The pony squirmed, heaved, wrestled in a frenzy, and churning the red
water about his master's thighs, went deeper and fared worse. With a
clangor of wings, the storks rose, a streaming rout against the sky,
trailed their tilted legs, filed away in straggling flight, like figures
interlacing on a panel. At the height of his distress, Rudolph caught a
whirling glimpse of the woman above him, safe on firm earth, easy in her
saddle, and laughing. Quicksand, then, was a joke,--but he could not
pause for this added bewilderment.
The pony, using a skill born of agony, had found somewhere a solid verge
and scrambled up, knee-deep, well out from the bank.
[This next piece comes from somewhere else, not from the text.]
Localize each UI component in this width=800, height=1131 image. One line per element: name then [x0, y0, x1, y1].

With a splash,
Rudolph stood beside him among the tufts of salad green. As he patted
the trembling flanks, he heard a cry from the shore.
"Oh, well done!" she mocked them. "Well done!"
A gust of wholesome anger refreshed him. She might laugh, but now he
would see this folly through. He tore off his coat, flung it across the
saddle, waded out alone through the tussocks, and shooting forward full
length in the turbid water, swam resolutely for the island.